Ohio House Representative
- In office 1953–1963

Personal details
- Born: September 15, 1921 Fairfield County, Ohio
- Died: June 19, 2014 (aged 92) Lancaster, Ohio
- Resting place: Forest Rose Cemetery, Lancaster, Ohio
- Party: Democratic

= James A. Lantz =

American politician (1921–2014)

James A. Lantz (September 15, 1921 - June 19, 2014) was an American lawyer and politician.

Born in Fairfield County, Ohio, Lantz served in the United States Army Air Forces as a pilot.
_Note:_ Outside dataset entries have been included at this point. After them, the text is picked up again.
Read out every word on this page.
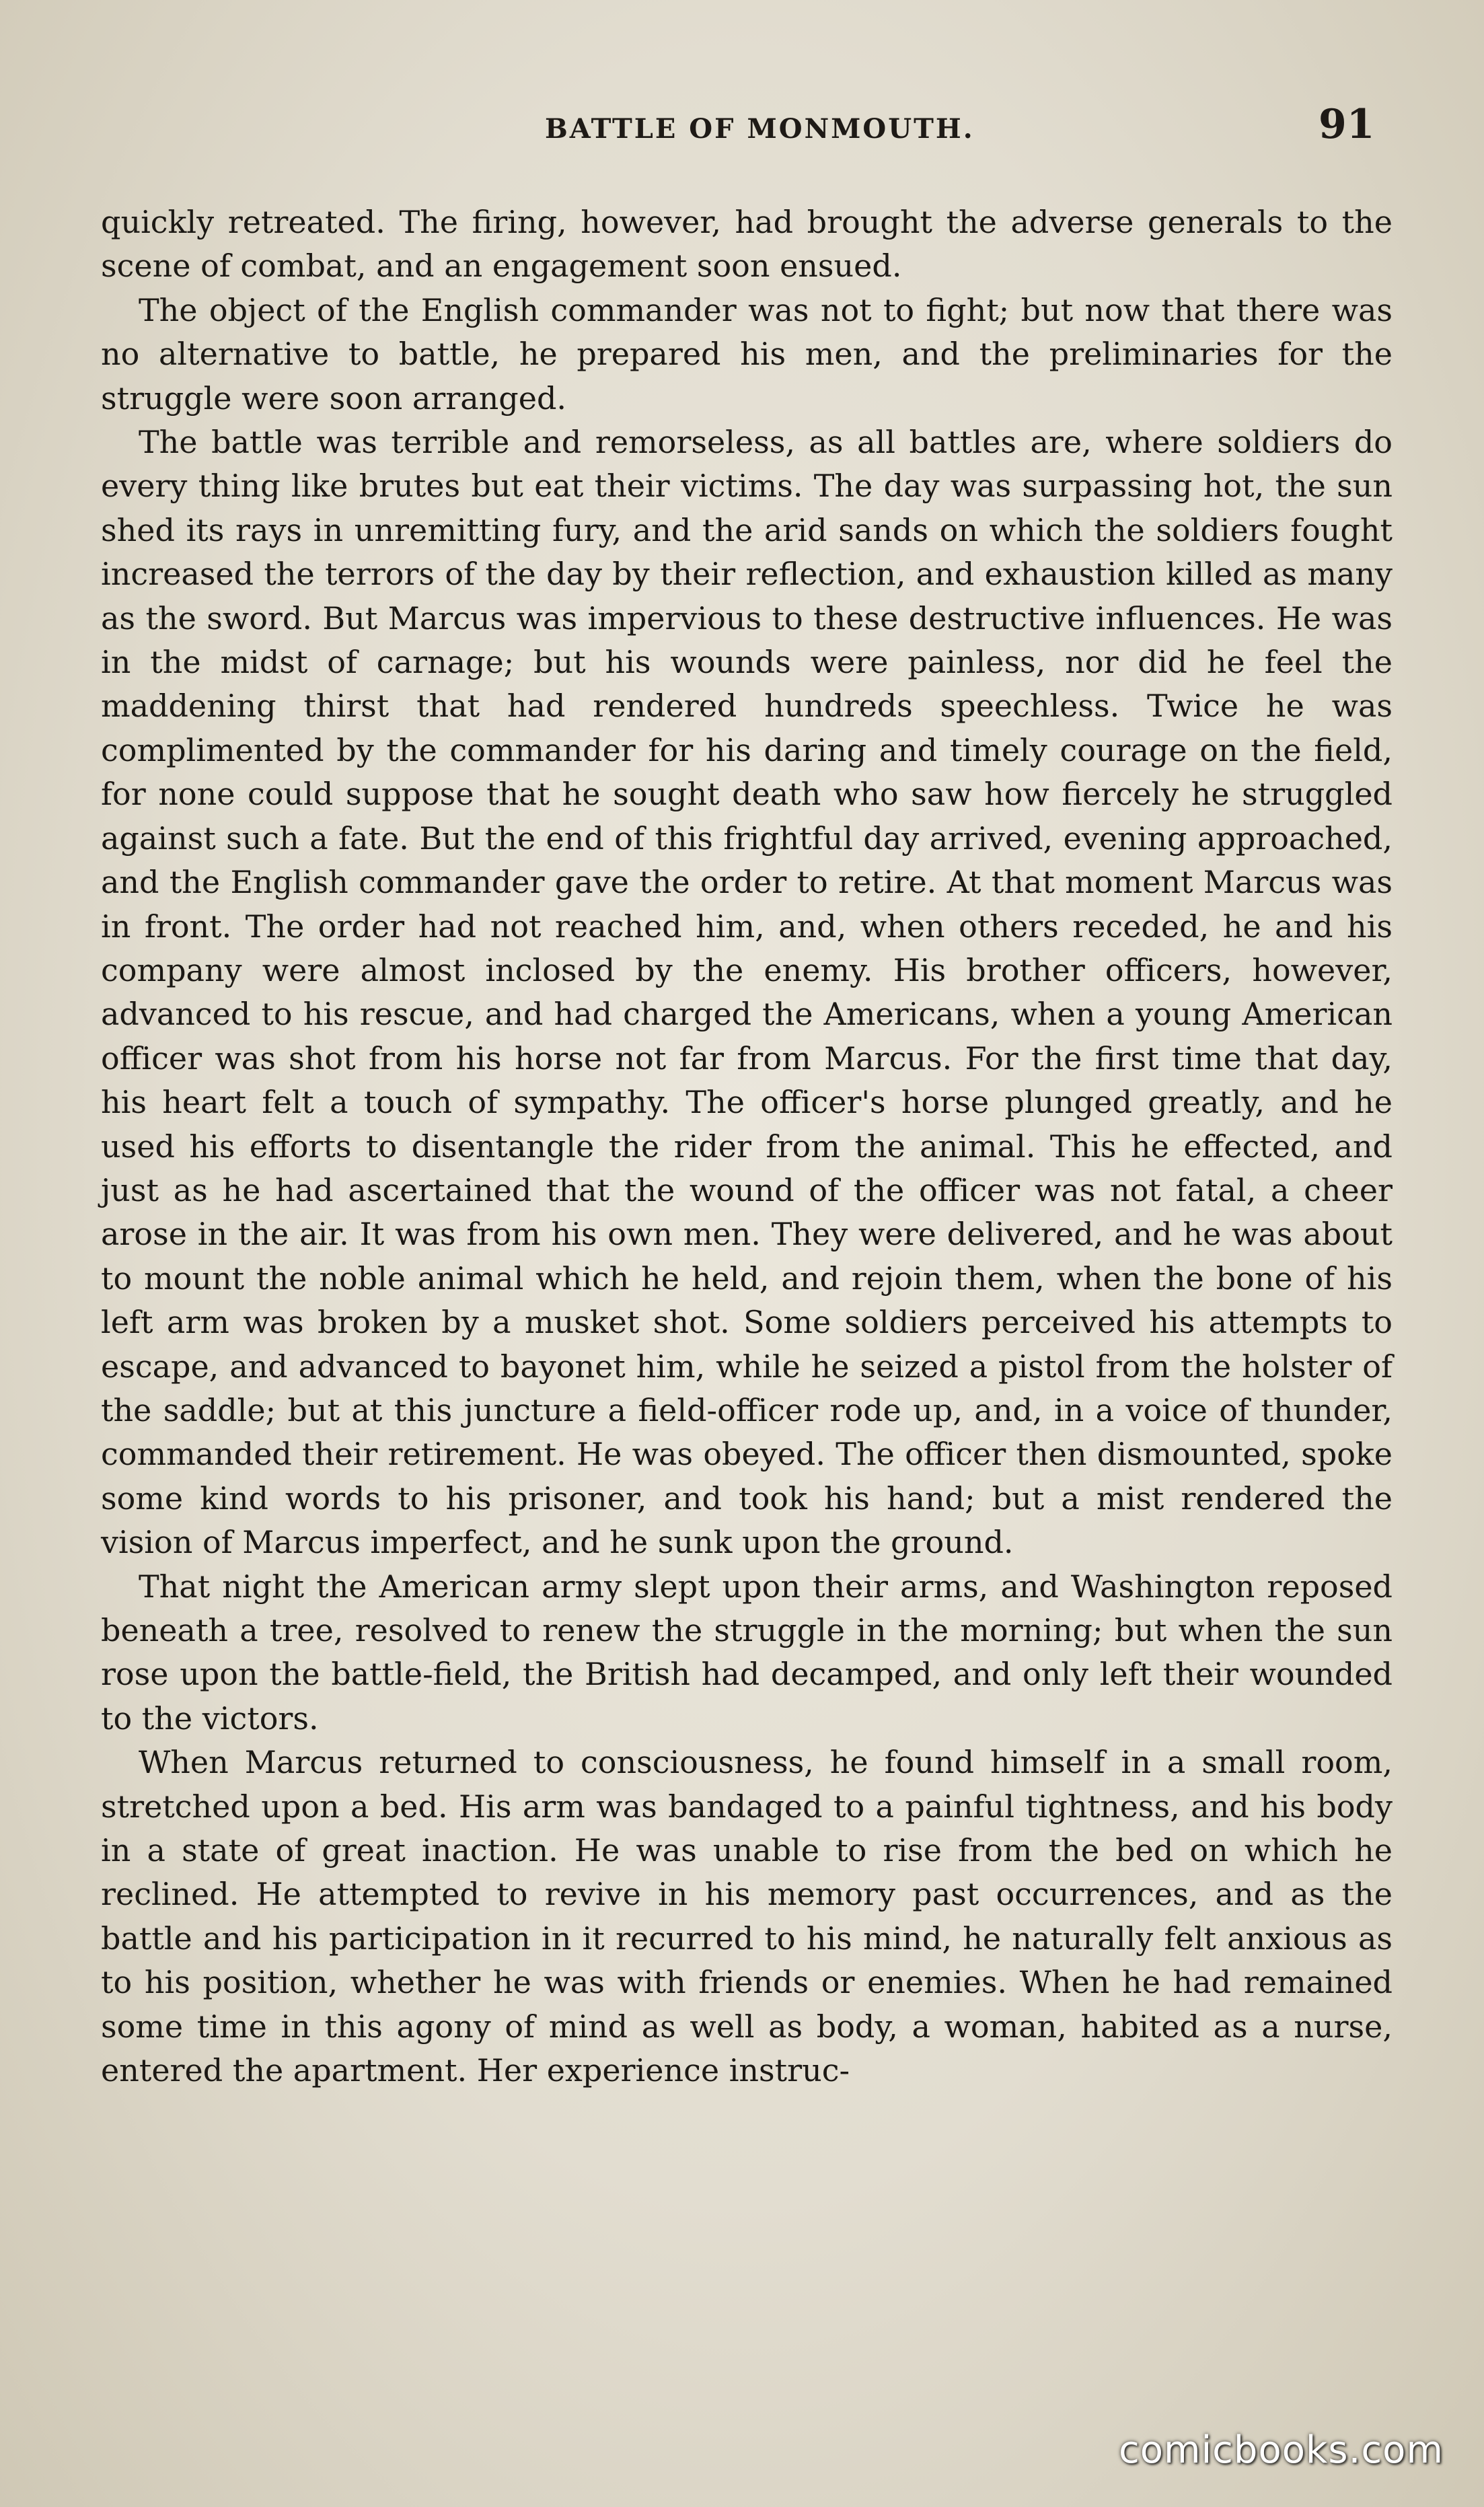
BATTLE OF MONMOUTH.	91

quickly retreated. The firing, however, had brought the adverse generals to the scene of combat, and an engagement soon ensued.

The object of the English commander was not to fight; but now that there was no alternative to battle, he prepared his men, and the preliminaries for the struggle were soon arranged.

The battle was terrible and remorseless, as all battles are, where soldiers do every thing like brutes but eat their victims. The day was surpassing hot, the sun shed its rays in unremitting fury, and the arid sands on which the soldiers fought increased the terrors of the day by their reflection, and exhaustion killed as many as the sword. But Marcus was impervious to these destructive influences. He was in the midst of carnage; but his wounds were painless, nor did he feel the maddening thirst that had rendered hundreds speechless. Twice he was complimented by the commander for his daring and timely courage on the field, for none could suppose that he sought death who saw how fiercely he struggled against such a fate. But the end of this frightful day arrived, evening approached, and the English commander gave the order to retire. At that moment Marcus was in front. The order had not reached him, and, when others receded, he and his company were almost inclosed by the enemy. His brother officers, however, advanced to his rescue, and had charged the Americans, when a young American officer was shot from his horse not far from Marcus. For the first time that day, his heart felt a touch of sympathy. The officer's horse plunged greatly, and he used his efforts to disentangle the rider from the animal. This he effected, and just as he had ascertained that the wound of the officer was not fatal, a cheer arose in the air. It was from his own men. They were delivered, and he was about to mount the noble animal which he held, and rejoin them, when the bone of his left arm was broken by a musket shot. Some soldiers perceived his attempts to escape, and advanced to bayonet him, while he seized a pistol from the holster of the saddle; but at this juncture a field-officer rode up, and, in a voice of thunder, commanded their retirement. He was obeyed. The officer then dismounted, spoke some kind words to his prisoner, and took his hand; but a mist rendered the vision of Marcus imperfect, and he sunk upon the ground.

That night the American army slept upon their arms, and Washington reposed beneath a tree, resolved to renew the struggle in the morning; but when the sun rose upon the battle-field, the British had decamped, and only left their wounded to the victors.

When Marcus returned to consciousness, he found himself in a small room, stretched upon a bed. His arm was bandaged to a painful tightness, and his body in a state of great inaction. He was unable to rise from the bed on which he reclined. He attempted to revive in his memory past occurrences, and as the battle and his participation in it recurred to his mind, he naturally felt anxious as to his position, whether he was with friends or enemies. When he had remained some time in this agony of mind as well as body, a woman, habited as a nurse, entered the apartment. Her experience instruc-

comicbooks.com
He received his bachelor's degree from Denison University and his law degree from Moritz College of Law. Lantz then practiced law in Lancaster, Ohio. From 1953 to 1963, Lantz served as a Democrat in the Ohio House of Representatives and was speaker in 1959. Lantz lost the Democratic primary election for Lieutenant Governor of Ohio. He returned to his law practice in Lancaster, Ohio, and was involved in the insurance business. Lantz died in Lancaster, Ohio.